Laboratory Methods

This method utilizes the fact that only mature sperm have binding sites for hyaluronic acid on their surface, which is part of the oocyte’s outer layer. In this method, sperm are placed in a hyaluronan-containing environment. Mature and healthy sperm have receptors on their surface that allow them to bind to this hyaluronan, enabling their selection for subsequent oocyte fertilization using the ICSI method. The method is recommended for patients:

• with pathological spermogram parameters (however, it is technically not feasible with very low sperm motility in the ejaculate)
• with impaired embryo development in previous IVF cycles
• in cases of advanced paternal age

Intracytoplasmic injection of morphologically selected sperm is based on maximum microscopic magnification of the sperm, allowing the embryologist to evaluate even minimal defects in sperm morphology. This method cannot be used with a very low sperm count in the ejaculate.

This is a special medium (solution) designed to distinguish live sperm from non-live ones. It is most commonly used for sperm obtained through surgical retrieval – MESA/TESE, as well as in cases of necrotic sperm findings. Its composition temporarily accelerates otherwise immotile or very slowly moving sperm. Their activation allows the embryologist to avoid overlooking healthy sperm that might appear dead at first glance due to their immobility. These live and viable sperm, which have a chance of retaining their ability to fertilize an oocyte, are then used for fertilization via the ICSI method.

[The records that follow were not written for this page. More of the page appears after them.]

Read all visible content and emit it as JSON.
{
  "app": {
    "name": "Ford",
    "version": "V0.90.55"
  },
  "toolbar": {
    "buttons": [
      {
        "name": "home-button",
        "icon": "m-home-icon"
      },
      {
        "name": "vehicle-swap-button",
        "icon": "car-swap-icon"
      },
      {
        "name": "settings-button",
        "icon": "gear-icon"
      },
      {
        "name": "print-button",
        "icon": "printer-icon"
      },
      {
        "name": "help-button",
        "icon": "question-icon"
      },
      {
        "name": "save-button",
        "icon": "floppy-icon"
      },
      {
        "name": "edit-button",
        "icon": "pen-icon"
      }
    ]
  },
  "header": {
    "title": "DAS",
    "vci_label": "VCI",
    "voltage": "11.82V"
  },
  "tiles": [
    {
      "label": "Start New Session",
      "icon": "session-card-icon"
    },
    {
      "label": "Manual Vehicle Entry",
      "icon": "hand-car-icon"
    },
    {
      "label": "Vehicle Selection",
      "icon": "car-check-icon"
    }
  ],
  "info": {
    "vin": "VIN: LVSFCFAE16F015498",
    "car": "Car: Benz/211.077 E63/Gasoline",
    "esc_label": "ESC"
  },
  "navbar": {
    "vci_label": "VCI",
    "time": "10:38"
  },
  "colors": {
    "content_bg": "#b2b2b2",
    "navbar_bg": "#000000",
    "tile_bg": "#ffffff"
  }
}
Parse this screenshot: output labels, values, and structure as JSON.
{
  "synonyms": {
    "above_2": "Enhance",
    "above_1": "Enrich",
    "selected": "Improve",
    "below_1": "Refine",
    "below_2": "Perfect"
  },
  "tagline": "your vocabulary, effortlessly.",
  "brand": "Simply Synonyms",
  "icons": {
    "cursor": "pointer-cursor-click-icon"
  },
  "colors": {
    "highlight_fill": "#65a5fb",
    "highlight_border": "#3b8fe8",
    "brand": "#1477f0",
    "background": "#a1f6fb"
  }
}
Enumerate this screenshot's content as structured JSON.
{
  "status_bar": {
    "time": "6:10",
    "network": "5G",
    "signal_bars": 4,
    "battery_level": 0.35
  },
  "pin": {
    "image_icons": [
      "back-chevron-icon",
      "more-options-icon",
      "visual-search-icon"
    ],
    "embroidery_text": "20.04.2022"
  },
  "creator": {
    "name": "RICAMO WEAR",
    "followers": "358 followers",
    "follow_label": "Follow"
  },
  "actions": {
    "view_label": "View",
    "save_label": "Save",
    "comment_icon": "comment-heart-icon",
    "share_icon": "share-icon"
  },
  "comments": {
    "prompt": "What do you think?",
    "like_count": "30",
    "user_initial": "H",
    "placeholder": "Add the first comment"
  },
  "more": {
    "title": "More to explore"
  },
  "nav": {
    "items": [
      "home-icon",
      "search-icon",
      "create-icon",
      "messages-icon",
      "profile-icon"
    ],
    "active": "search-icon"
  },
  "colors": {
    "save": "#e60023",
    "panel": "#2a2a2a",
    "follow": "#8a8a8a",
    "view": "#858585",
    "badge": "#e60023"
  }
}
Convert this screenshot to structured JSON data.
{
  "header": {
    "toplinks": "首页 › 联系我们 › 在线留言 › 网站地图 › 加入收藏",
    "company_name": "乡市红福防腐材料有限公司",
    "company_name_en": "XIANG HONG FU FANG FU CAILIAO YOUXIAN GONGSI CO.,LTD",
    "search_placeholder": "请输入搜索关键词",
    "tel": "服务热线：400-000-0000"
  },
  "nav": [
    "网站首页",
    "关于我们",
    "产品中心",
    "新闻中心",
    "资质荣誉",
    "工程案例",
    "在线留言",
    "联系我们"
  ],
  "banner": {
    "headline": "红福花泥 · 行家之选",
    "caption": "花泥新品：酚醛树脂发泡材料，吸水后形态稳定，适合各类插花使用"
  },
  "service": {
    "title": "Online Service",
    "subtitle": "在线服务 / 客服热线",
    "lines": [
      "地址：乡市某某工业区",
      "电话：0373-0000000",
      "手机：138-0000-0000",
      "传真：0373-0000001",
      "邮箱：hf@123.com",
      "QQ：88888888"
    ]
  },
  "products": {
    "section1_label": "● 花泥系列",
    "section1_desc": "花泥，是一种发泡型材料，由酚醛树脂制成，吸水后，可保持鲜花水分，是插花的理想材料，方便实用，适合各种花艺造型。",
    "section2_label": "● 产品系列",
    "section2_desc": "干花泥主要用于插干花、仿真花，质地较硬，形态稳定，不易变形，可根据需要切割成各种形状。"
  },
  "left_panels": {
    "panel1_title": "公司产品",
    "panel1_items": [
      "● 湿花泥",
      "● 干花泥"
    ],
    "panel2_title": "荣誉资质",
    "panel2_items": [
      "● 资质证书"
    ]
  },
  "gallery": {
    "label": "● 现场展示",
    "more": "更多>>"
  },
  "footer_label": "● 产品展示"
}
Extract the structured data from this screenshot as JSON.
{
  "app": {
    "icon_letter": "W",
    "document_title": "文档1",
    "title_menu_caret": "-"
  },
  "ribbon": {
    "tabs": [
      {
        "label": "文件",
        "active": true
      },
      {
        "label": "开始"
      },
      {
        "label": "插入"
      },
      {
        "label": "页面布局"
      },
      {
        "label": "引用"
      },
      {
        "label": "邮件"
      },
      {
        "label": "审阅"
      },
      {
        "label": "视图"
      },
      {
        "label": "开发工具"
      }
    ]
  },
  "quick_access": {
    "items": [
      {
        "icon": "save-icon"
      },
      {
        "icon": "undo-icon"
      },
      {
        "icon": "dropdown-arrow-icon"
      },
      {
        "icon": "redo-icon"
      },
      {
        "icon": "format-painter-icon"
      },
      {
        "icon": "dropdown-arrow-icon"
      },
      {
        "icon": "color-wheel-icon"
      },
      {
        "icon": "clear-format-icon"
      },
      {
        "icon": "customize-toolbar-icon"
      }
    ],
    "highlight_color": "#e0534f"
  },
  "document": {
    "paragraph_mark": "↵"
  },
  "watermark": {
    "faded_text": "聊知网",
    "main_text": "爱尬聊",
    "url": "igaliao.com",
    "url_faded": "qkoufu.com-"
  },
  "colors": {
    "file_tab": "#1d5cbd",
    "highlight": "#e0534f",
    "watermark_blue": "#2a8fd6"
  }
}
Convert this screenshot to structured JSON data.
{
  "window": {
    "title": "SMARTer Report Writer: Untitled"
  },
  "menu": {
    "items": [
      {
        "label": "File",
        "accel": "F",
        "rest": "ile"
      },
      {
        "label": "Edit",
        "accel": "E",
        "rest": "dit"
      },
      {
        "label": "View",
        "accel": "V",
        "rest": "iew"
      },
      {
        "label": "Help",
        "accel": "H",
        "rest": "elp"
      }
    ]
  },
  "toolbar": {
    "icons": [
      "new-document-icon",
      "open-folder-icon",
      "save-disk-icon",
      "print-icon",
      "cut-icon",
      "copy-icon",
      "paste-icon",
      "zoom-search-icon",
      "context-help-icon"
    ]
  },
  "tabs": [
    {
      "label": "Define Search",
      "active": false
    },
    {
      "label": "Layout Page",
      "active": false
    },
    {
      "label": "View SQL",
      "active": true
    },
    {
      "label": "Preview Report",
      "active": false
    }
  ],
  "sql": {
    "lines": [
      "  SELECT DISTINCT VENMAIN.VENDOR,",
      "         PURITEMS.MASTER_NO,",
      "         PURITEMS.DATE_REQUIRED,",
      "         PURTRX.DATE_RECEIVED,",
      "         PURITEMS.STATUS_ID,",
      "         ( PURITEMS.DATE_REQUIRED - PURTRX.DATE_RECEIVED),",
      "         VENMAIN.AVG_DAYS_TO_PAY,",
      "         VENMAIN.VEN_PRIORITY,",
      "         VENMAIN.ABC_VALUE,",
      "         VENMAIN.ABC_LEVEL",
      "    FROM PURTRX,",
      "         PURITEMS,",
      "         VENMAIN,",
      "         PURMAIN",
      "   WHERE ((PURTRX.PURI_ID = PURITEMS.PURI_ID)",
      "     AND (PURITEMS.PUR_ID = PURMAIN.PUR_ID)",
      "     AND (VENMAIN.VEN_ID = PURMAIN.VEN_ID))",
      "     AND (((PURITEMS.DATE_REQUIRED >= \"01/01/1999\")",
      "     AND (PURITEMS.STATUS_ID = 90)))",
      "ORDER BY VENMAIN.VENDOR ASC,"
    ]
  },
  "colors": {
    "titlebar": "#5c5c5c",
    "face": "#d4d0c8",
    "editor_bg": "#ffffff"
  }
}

When an oocyte meets a sperm, oocyte activation is triggered, initiating the process of fertilization and embryo development. This activation is caused by sperm factors that lead to increased calcium production within the oocyte. If the sperm lacks these factors, or if the oocyte does not react correctly to them, the activation process may not occur, and fertilization may fail. Assisted activation uses a calcium ionophore, into the solution of which the fertilized oocyte is placed for approximately 15 minutes. It is then cleaned and placed in an incubator for culture. Assisted oocyte activation is particularly suitable if ICSI fertilization failed in a previous cycle or when using sperm obtained from testicular tissue via microsurgical retrieval (MESA/TESE).

Embryo culture takes place in a special incubator that maintains an optimal atmosphere for proper embryo division. This incubator has multiple chambers, each divided into several sections. Embryos from a single patient can be stored in each section. Whenever an embryologist checks the development of embryos for a patient, they must open the incubator chamber. With each such opening, the optimal atmosphere is briefly disturbed for the embryos in all four sections of the chamber.

With individual embryo culture, each patient has an incubator chamber exclusively for her own embryos. This ensures a stable atmosphere in the incubator, which improves early embryonic development and thus enhances the chances of embryos implanting in the uterus and further developing.

With extended culture, embryos can be monitored up to the fifth or even sixth day. This allows us to transfer only those embryos that have reached the blastocyst stage, thereby significantly increasing the chances of a successful treatment cycle leading to pregnancy. Extended culture is standardly used and highly recommended also for freezing (vitrification) of remaining embryos, as only embryos that have reached the blastocyst stage are frozen. These also tolerate freezing and subsequent thawing better.

In extended culture, embryo development is monitored manually – by removing them from the incubator and placing them under a microscope. This is done every day of culture. Thanks to the use of the EmbryoScope+ time-lapse incubator, we can continuously and much more thoroughly monitor embryo development throughout the entire culture period. This is made possible by a built-in camera that captures each embryo individually at regular intervals of several minutes. The embryos are cultured and monitored individually in their own chamber. As a result, they do not have to leave the incubator environment, which helps maintain optimal conditions for their development. The result is a time-lapse video, which allows the embryologist to analyze the course of development and successfully detect any anomalies during division. This makes it possible to select the most suitable embryos with the highest implantation potential for embryo transfer or freezing, thereby helping to increase the probability of a successful cycle.

The use of time-lapse monitoring is especially recommended for couples:

• who have experienced repeated implantation failure
• who are interested in genetic testing of embryos
• where the woman is over 35 years old
• where a severe andrological factor exists
• in cases of higher oocyte and embryo yield, it allows for better selection of the most suitable ones for transfer

The essence of this procedure is to disrupt the outer layer using a special laser and create a small opening just before embryo transfer to the uterus.

In this case, the zona pellucida is only thinned using a laser beam to facilitate the embryo’s exit.